Eine Engführung ergab sich ein halbes Jahrhundert später, als Herta Müller von der Passion des 25 Jahre älteren Pastior erfuhr und ihn nach seinen Erlebnissen befragte. Pastior, der die prägenden Qualen in poetischer Eigenwörtlichkeit verdichtet hatte, war bereit, zu erzählen. Bis ein plötzlicher Tod den designierten Büchner-Preis-Träger aus dem gemeinsamen Projekt riss und es der Co-Autorin aufgab, Begonnenes abzuschliessen.

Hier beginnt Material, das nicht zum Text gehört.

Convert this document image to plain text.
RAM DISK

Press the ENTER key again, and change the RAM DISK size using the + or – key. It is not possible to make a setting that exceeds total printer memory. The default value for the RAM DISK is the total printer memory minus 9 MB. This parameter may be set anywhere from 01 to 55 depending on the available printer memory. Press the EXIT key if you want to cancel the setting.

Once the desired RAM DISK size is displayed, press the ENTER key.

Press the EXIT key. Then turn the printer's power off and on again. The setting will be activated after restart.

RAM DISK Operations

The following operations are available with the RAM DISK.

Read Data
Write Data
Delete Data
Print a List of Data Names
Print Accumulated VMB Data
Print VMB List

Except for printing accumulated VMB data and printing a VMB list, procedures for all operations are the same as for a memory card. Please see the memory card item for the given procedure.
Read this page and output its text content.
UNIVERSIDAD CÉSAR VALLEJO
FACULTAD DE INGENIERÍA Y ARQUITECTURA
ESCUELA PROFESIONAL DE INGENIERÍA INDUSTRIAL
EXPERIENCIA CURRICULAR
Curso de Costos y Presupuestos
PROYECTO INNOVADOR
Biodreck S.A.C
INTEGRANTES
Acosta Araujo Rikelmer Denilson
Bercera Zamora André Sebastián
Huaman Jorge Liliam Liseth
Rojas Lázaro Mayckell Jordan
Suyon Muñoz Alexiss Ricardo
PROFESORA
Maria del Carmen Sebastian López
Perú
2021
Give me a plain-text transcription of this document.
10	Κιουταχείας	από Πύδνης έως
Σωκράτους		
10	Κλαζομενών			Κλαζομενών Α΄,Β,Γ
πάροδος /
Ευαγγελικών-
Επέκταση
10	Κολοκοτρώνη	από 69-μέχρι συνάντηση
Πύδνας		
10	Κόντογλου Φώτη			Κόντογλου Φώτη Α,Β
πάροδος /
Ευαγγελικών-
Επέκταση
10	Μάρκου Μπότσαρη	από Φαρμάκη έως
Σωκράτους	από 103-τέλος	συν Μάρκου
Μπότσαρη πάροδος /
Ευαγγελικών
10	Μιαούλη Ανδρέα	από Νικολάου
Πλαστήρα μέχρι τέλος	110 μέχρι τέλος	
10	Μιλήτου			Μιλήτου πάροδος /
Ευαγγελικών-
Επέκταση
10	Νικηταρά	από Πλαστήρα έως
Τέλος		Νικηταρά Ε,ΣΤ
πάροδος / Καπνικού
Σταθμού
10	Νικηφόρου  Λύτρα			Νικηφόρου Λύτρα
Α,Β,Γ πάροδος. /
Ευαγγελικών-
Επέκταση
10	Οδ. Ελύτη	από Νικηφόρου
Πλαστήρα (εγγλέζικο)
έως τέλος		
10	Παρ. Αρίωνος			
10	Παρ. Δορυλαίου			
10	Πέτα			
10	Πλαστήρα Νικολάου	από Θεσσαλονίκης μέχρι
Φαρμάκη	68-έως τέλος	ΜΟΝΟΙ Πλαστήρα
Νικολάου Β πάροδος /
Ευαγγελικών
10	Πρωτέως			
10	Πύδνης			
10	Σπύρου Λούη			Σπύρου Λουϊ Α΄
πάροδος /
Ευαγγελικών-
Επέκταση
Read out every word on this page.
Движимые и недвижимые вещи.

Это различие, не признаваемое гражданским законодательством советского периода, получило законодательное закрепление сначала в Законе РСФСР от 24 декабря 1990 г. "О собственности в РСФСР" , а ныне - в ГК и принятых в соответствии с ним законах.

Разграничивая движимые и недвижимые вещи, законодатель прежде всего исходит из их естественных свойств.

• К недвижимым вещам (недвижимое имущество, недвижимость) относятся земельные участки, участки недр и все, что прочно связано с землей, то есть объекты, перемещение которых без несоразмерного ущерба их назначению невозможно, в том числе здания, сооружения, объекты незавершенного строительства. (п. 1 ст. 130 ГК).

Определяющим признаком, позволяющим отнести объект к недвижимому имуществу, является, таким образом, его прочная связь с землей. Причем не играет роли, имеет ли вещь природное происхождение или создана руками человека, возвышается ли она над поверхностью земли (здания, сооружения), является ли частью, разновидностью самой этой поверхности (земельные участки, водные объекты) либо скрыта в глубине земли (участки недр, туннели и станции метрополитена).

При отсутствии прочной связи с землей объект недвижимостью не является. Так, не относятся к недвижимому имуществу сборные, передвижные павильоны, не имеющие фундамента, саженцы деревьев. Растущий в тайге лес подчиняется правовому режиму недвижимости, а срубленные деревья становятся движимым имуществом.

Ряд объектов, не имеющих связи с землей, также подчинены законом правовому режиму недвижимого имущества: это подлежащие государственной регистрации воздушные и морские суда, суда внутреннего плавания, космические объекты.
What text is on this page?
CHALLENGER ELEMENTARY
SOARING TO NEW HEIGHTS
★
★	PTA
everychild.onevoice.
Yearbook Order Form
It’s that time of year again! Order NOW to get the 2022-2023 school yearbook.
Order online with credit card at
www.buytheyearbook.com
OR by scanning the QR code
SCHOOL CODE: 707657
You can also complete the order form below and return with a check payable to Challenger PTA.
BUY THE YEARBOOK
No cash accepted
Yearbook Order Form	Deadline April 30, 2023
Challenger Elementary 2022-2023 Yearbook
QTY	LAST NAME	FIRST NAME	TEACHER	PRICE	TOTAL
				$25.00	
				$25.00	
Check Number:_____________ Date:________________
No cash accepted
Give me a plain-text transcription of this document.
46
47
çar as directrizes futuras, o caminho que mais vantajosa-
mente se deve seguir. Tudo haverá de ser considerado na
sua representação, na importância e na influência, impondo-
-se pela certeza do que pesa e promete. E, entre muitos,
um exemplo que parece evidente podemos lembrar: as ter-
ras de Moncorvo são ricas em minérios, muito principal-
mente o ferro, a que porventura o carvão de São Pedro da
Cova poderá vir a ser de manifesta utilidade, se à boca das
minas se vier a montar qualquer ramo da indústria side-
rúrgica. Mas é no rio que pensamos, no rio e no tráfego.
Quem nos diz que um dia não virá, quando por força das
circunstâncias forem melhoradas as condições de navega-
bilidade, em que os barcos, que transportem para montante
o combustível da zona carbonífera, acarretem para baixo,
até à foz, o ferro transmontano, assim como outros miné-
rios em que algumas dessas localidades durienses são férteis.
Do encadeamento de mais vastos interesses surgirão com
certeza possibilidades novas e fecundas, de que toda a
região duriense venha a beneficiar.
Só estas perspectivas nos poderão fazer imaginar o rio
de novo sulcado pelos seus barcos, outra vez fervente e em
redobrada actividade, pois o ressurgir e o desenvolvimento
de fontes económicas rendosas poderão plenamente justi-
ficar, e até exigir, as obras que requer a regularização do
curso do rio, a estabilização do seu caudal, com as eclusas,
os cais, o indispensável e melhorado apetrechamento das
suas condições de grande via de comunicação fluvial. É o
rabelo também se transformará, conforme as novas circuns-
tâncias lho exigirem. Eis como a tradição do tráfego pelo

So ist mit der «Atemschaukel» ein von Herta Müller in Prosa gefasstes Stück Lagerliteratur entstanden, in welchem Oskar Pastiors Sprachschöpfungen – der allgegenwärtige «Hungerengel» – von distinkter Kenntlichkeit sind. In Ulrich Matthes‘ ruhig durchatmeter Lesung klingen virile Stimme und weibliche Verletzlichkeit in seltener Dringlichkeit zwiefach an und generieren einen eminenten Mehrwert gegenüber der stillen Lektüre.

Einem konträren Ansatz folgt das auf den gesprochenen Wortlaut abzielende Label Supposé, dem Herta Müller freimütig über ihre Banater Kindheit und die Schikanen des Staatssicherheitsdienstes «Securitate» Rede steht. Im Gegensatz zum Interview oder zum schriftlich fixierten Buch müssen diese Erinnerungssätze nicht «auf den Punkt» kommen. Die Stimme verweigert, indem sie angehoben bleibt, abschliessende Gewissheiten. Eine existenzielle Spannung hält an.